I still have an account ($100) and credit card at that bank, but I never use it and don’t care. I figure they have to maintain it, so why the hell should I give a damn? Just recently, the same bank just announced a No-Fee, no Min balance savings account which was just identical to the one they changed.

@ManchuCandidate: These are indeed crimes but as bad as it got, the Canadian banking system were never transformed into a full bore casino of incalculable odds of the US system. I think the Canadian system at least has the virtue of being positively capitalized.

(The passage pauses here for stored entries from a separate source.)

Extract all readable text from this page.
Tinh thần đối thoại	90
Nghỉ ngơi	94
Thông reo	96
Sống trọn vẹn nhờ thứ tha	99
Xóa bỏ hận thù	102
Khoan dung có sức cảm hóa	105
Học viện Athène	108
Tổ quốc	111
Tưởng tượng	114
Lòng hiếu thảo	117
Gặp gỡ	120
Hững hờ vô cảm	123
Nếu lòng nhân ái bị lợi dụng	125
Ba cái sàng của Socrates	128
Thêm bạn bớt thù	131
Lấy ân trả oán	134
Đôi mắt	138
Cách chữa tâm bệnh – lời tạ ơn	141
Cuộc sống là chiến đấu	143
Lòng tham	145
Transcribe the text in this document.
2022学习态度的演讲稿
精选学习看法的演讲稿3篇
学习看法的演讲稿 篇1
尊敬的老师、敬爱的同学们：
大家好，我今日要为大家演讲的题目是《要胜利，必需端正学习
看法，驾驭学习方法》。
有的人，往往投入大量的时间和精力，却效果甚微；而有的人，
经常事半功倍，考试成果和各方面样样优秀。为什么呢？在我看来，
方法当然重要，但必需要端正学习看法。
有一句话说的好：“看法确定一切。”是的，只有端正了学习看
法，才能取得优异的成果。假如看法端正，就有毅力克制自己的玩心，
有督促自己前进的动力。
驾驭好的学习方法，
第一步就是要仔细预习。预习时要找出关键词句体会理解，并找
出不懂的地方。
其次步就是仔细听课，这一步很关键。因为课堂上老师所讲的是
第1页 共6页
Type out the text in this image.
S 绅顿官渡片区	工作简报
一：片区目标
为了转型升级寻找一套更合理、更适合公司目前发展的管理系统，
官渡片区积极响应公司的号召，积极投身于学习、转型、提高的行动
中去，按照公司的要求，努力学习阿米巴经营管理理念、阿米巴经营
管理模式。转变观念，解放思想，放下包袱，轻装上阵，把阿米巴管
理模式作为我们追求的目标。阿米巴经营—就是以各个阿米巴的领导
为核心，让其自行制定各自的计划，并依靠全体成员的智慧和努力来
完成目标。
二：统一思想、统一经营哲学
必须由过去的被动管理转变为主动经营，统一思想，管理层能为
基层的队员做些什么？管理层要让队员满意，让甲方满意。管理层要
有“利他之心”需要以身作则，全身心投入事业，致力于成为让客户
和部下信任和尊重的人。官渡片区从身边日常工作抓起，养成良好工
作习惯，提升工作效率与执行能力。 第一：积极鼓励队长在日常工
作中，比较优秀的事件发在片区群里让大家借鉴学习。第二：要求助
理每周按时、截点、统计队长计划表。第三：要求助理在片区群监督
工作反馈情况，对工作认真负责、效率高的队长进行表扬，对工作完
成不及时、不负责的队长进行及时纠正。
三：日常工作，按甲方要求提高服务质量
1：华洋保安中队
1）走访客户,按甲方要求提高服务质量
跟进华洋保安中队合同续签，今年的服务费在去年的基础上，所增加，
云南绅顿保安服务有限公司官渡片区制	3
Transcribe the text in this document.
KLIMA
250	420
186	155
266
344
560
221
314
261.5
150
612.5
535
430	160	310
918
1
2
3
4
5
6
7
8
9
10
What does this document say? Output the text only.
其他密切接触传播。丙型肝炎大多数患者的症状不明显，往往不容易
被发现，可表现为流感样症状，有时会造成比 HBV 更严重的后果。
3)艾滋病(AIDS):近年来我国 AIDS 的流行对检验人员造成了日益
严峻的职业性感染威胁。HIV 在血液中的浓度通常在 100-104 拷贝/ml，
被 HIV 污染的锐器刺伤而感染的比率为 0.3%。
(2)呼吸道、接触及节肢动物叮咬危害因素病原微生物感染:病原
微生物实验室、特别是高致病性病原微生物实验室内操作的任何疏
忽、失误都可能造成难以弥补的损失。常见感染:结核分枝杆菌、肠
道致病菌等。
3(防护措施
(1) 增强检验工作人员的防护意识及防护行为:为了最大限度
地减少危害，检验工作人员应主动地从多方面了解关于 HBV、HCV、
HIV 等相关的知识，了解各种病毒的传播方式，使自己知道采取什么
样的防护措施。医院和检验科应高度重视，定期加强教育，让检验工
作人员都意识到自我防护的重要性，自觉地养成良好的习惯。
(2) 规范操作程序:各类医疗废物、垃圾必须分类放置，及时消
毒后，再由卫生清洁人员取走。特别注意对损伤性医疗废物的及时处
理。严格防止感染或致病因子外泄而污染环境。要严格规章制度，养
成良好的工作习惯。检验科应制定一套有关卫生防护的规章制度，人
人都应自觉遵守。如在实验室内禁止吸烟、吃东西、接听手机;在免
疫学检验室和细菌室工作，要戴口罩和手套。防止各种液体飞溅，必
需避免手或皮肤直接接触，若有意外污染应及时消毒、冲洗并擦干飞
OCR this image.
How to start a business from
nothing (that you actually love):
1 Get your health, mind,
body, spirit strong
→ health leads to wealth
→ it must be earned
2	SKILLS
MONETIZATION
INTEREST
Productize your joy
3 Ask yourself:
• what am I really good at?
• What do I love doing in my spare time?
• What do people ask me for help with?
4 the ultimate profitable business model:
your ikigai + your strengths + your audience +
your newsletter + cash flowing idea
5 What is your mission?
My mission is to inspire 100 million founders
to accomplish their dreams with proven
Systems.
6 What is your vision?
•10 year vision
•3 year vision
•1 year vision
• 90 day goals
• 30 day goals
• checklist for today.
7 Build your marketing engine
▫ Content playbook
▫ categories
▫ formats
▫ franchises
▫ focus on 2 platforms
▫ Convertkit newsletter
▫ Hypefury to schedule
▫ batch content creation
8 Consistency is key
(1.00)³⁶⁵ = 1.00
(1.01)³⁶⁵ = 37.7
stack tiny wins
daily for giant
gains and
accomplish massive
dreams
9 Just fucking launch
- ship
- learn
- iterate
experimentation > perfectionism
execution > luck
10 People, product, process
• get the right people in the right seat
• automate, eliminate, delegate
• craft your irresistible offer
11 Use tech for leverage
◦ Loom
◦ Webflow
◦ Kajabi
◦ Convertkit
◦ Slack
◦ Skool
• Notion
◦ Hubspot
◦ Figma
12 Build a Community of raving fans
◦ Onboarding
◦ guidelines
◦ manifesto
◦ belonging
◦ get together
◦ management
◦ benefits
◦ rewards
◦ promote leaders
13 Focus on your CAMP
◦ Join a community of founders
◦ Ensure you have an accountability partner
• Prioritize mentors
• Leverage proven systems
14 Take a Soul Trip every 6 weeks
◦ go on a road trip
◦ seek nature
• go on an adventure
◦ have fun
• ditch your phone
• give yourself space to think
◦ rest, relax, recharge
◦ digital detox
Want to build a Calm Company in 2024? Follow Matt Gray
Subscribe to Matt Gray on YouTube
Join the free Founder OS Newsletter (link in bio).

@Serolf Divad: I was tempted but there are fire laws. Stinque.com are safety bugs, thus our lamentation of sound banking practices in our time.

@FlyingChainSaw:
Oh how they wanted to. If the Liberals who were in power at the time didn’t hold their ground and not deregulate the banks then we would be up to our eyeballs in it. Our current PM (Stevie McGoo Harper) was one of those who URGED bank deregulation. Seems rather quiet about it today.

Canada City banks are rather mum and embarrassed about the whole thing.

@FlyingChainSaw: I heart my credit union. Opened my account at age 11 and to this day I have never banked anywhere else.

@SanFranLefty: Oh, the commercial banks hate that, too, and the fact that grandparents and parents will open accounts for their kids at CUs, first, to hook them on the idea of community finance. It’s weird to drive around some locales on the coasts and see credits unions that have long outlasted their sponsoring companies.

@FlyingChainSaw: I belong to an international civil servant credit union, which for all I know finances abortion-on-demand and scholarships for eight years of undergraduate studies in Malmo, Sweden. Upside? No-fee ATMs in Tokyo. Downside? No ATMs in Bujumbura.

Thanks for this FCS. I have been seriously considering moving my accounts to the fantastic local bank in the neighborhood where I work and live (I have opened a couple with them in the last two years) and this is a great resource/kick in the ass.

@Nabisco: This is way wild retail banking. My state-chartered thrift has a branch now. Which never mattered to me since I bank exclusively by mail. Internet crime? Fine by me. If the criminals are all on the Internet, they’ll leave the post alone.